Here's the gist of the plans, as outlined by Brad Arkin, director of product security and privacy at Adobe:

  1. Code Hardening - For the past several years all new code and features for Adobe Reader and Acrobat have been subject to our modern Secure Product Lifecycle (SPLC). The Adobe SPLC is similar to Microsoft’s Security Development Lifecycle (SDL). The Adobe SPLC integrates standard secure software activities such as threat modeling, automated and manual security code reviews, and fuzzing into the standard Adobe Product Lifecycle we follow for all projects.The SPLC activities have been successful in mitigating threats in new code development, but did not fully address problems in the existing code base. Therefore, an initiative in the current security effort has been focused on hardening at-risk areas of the legacy code. We’ve applied the latest SPLC techniques against these prioritized sections of each application. Even in cases where no immediate vulnerability was identified, we have been strengthening input validation on a best-practice basis. (Experience shows such validation is a powerful tool in preventing as-yet unidentified security holes.)
  2. Incident Response Process Improvements – We’ve targeted several specific areas where we are improving our incident response process. We expect folks outside Adobe will see more timely communications regarding incidents, quicker turn-around times on patch releases, and simultaneous patches for more affected versions as we move forward.This approach was tested sooner than we would have liked with CVE-2009-1492/1493. Although this incident fell in the middle of our security effort, we were encouraged by the progress our response demonstrated. We worked to communicate early and often via our PSIRT blog and two weeks later, on May 12, 2009, we simultaneously shipped 29 binaries to update 17 different versions of Adobe Reader and Acrobat covering 32 languages for the Windows, Mac, and UNIX platforms.
  3. Regular Security Updates – Starting this summer with the initial output of our security code hardening effort, we plan to release security updates for all major supported versions and platforms of Adobe Reader and Acrobat on a quarterly basis. Based on feedback from our customers, who have processes and resources geared toward Microsoft’s “Patch Tuesday” security updates, we will make Adobe’s quarterly patches available on the same days. (Although our 3/10/09 and 5/12/09 security patches landed on Patch Tuesday, the timing was coincidental. In both cases, we shipped the patches as soon as we finished testing them.)

[ SEE: Adobe swings and misses as PDF abuse worsens ]
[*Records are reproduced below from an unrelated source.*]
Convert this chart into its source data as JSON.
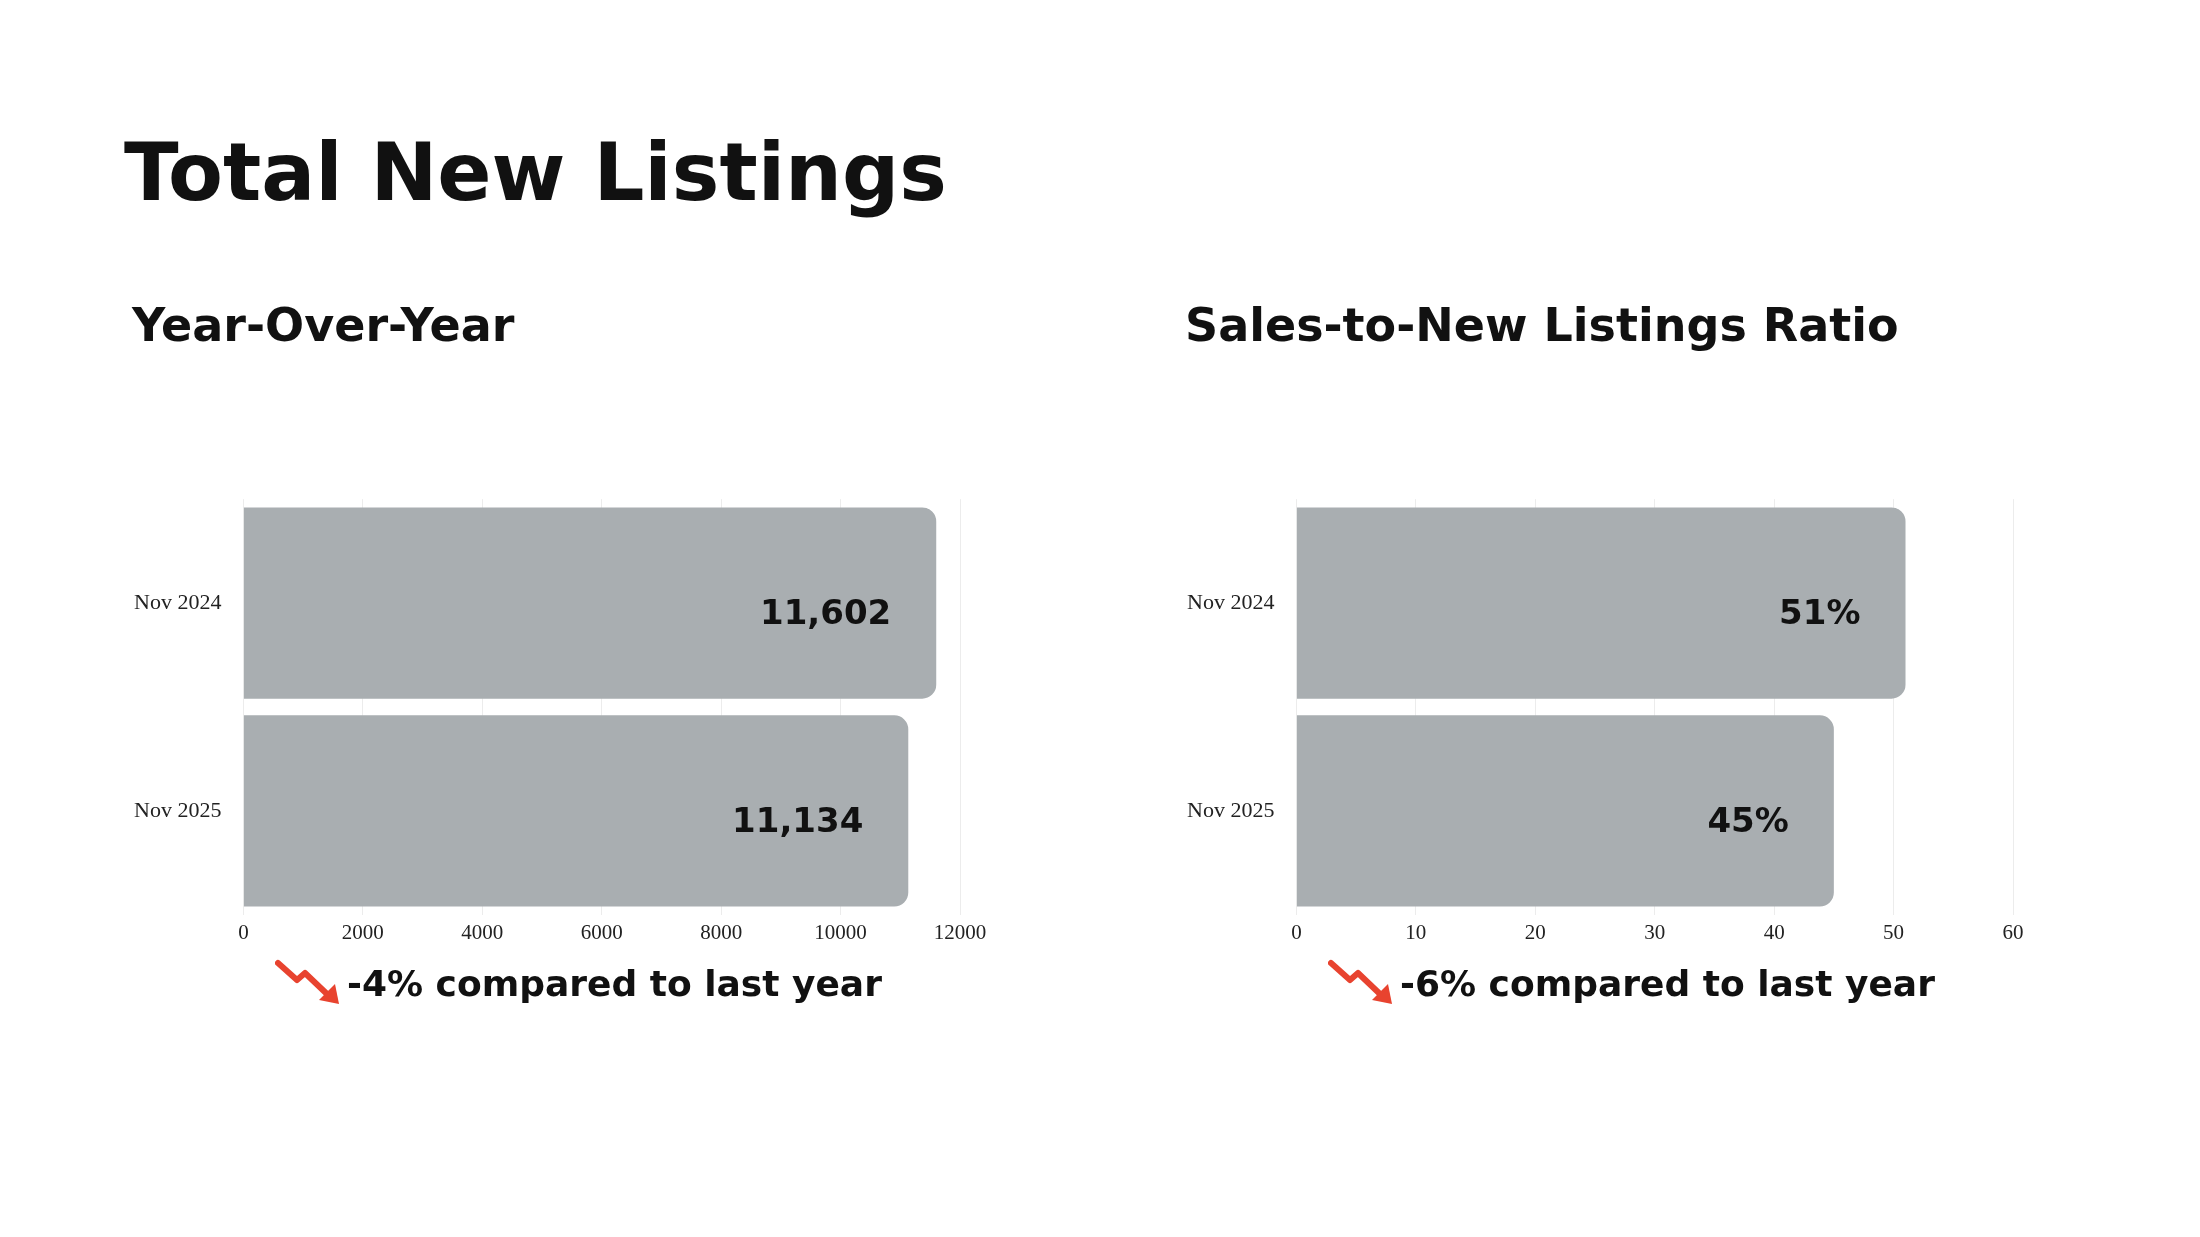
{
  "chart_data": [
    {
      "type": "bar",
      "title": "Total New Listings",
      "subtitle": "Year-Over-Year",
      "orientation": "horizontal",
      "categories": [
        "Nov 2024",
        "Nov 2025"
      ],
      "values": [
        11602,
        11134
      ],
      "value_labels": [
        "11,602",
        "11,134"
      ],
      "color": "#a9aeb1",
      "xlim": [
        0,
        12000
      ],
      "xticks": [
        0,
        2000,
        4000,
        6000,
        8000,
        10000,
        12000
      ],
      "grid": "x",
      "legend": false,
      "annotations": [
        "-4% compared to last year"
      ]
    },
    {
      "type": "bar",
      "subtitle": "Sales-to-New Listings Ratio",
      "orientation": "horizontal",
      "categories": [
        "Nov 2024",
        "Nov 2025"
      ],
      "values": [
        51,
        45
      ],
      "value_labels": [
        "51%",
        "45%"
      ],
      "color": "#a9aeb1",
      "xlim": [
        0,
        60
      ],
      "xticks": [
        0,
        10,
        20,
        30,
        40,
        50,
        60
      ],
      "grid": "x",
      "legend": false,
      "annotations": [
        "-6% compared to last year"
      ]
    }
  ]
}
I had a brief telephone conversation with Arkin today to discuss the plans and he said the changes were a direct result of the "changing threat landscape" affecting Adobe's customers.  Over the last year, the company has struggled to cope with numerous exploit code releases and zero-day attacks and its security response process fell short of providing enough information for affected end-users.

These two comparison charts, via F-Secure, show just how much of a target Adobe has become, especially in the area of targeted attacks that use booby-trapped PDF files:

And now 2009 (year to date):

Microsoft's latest Security Intelligence Report (a must read!) also describes the target on Adobe's back -- malware authors consistently exploit Flash Player vulnerabilities -- so this news from Adobe could not have come at a better time.

While the SDL-type process is a no-brainer, I'd also like to see Adobe adobe a security advisory service (outside of the PSIRT) blog that provides some clear mitigation/guidance when exploit code is available for an unpatched vulnerability.

As Andrew Storms points out here, the company could also improve its relationship with the hacker community to try to stop zero-day releases and look closer at some software bells-and-whistles (hello JavaScript!) that introduce serious security problems.